Particularmente, ahora, que como diría Luis Cernuda, las sombras van pesando más que los cuerpos, honro a mis muertos todos los días del año. Pero en la memoria, donde los tengo como ejemplo. Por lo demás, como huesos de santo el primero de noviembre y Halloween se reduce a una disculpa para escribir sobre películas fantásticas, preferentemente de miedo.
Este verano, cuando las salas de cine volvieron a abrirse, asistí a una proyección de El color que cayó del cielo (2019), la adaptación de Richard Stanley de The Colour Out of Space, el célebre relato de Lovecraft publicado en Amazing Stories en septiembre de 1927 sobre el meteorito caído en las afueras de Arkham que libera una extraña entidad. Desde entonces vengo dándole vueltas a las películas basadas en las obras del outsider de Providence y empiezo a sacar algunas conclusiones. Lo primero que me llama la atención es el aplauso que han despertado entre algunos sectores del público -de la crítica no tanto- las abominaciones perpetradas por Stuart Gordon en la saga Re-Animator (1985), sobre Herbert West: reanimador (1922). Prolongada en La novia de Re-Animator (1990) y Beyond Re-Animator (2003), ambas de Brian Yuzna, a veces el productor, otras el acólito de Gordon, todo en esta serie de barbaridades es execrable.
Es tanta y tan cerril la animadversión que me inspira el gore, sólo comparable a la que los puritanos sienten por el porno, que, supongo, me descalifica por completo para hablar de semejante desatino. Ahora bien, las cintas de Gordon y de Yuzna sobre Lovecraft también pueden criticarse porque no se toman a sí mismas en serio. De este modo, van a caer, desde el primer susto, en esa guasa con la que algunos intentan reafirmar su escepticismo ante un espanto que, por fantástico, no les merece ningún respeto.

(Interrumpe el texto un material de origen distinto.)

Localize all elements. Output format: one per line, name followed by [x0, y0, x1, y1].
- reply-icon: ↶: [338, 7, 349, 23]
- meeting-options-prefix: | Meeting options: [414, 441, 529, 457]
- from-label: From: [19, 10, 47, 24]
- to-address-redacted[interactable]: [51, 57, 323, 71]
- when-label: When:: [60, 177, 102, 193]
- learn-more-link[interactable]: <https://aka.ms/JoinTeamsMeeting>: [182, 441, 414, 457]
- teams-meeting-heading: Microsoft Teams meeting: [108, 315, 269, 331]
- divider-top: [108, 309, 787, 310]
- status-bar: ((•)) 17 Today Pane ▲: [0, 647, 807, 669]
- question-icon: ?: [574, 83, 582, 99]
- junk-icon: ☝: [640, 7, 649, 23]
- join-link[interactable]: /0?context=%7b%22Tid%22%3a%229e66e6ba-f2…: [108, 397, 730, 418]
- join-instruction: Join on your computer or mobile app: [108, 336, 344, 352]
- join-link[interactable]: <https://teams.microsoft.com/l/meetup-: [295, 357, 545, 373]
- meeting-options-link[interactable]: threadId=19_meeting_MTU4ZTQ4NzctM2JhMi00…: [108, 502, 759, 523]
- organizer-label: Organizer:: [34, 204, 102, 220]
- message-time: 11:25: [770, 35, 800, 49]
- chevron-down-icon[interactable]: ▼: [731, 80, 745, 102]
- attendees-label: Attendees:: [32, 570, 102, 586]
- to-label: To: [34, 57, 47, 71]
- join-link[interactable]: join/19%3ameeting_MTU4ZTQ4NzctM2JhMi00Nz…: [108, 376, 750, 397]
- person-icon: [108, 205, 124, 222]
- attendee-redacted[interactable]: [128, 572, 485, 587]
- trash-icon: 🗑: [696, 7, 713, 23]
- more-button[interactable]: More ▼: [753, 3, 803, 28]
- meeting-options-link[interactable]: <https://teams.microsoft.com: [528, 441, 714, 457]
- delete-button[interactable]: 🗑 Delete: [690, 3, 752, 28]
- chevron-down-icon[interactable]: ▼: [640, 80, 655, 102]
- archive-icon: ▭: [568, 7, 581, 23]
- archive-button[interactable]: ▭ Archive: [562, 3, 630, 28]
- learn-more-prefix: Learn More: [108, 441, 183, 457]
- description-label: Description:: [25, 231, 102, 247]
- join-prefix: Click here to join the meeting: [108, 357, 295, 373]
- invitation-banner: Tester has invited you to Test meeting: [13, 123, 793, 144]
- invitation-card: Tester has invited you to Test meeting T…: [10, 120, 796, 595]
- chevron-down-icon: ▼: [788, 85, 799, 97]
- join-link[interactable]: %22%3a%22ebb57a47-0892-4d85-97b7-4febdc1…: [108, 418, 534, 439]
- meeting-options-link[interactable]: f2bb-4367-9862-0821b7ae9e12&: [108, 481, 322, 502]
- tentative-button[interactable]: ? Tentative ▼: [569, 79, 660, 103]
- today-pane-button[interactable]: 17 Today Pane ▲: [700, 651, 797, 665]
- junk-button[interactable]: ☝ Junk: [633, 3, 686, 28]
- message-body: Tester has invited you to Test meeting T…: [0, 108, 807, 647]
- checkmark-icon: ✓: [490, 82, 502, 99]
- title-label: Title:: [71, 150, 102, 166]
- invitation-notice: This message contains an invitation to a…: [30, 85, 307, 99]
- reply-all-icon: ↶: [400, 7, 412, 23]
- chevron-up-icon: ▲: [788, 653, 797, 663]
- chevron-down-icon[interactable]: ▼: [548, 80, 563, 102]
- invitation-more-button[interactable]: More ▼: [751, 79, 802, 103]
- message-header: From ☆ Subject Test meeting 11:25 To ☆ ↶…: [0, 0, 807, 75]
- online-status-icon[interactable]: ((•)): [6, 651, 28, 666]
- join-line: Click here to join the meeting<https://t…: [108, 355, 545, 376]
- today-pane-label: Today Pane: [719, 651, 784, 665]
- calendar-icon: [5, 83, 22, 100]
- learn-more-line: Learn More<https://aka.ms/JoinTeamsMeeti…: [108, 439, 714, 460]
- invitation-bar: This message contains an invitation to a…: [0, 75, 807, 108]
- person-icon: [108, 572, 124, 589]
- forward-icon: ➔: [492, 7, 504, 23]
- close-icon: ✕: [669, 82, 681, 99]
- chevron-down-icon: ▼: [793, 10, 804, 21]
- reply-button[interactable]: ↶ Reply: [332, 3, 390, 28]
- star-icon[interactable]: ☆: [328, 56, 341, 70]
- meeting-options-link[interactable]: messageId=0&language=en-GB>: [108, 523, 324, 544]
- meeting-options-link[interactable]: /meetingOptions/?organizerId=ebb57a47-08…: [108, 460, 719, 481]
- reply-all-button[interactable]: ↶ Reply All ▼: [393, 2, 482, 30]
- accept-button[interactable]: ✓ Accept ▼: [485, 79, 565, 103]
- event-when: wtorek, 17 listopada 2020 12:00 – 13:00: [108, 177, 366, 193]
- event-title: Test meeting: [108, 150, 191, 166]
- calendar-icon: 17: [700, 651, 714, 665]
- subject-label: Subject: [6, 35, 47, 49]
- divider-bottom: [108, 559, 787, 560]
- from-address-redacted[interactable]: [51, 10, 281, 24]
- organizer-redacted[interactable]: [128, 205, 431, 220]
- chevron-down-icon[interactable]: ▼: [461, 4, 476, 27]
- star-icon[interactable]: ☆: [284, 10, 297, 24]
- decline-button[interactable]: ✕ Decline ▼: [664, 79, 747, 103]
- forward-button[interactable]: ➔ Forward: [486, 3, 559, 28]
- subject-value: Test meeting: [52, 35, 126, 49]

Si ya es triste, para quien se acerca a una historia de miedo -cuento o película- anteponer el uso de la razón a la seducción del misterio -para eso es mejor adentrarse en el materialismo dialéctico de Engels y Marx-, que quien propone el espanto no se lo tome en serio lo es mucho más. Stephen King, un admirador de Lovecraf a carta cabal, sostiene que cuando no se sabe dar miedo se suple dando asco al espectador. Gordon y Yuzna deberían haberse aplicado el cuento. No seré yo quien se detenga en abominaciones como Re-Sonator (Stuart Gordon, 1986), sobre Del más allá (1934) y Necronomicón (Christophe Gans, Shûsuke Kaneko y Brian Yuzna, 1993), dos títulos de este jaez basados en el universo de Lovecraft.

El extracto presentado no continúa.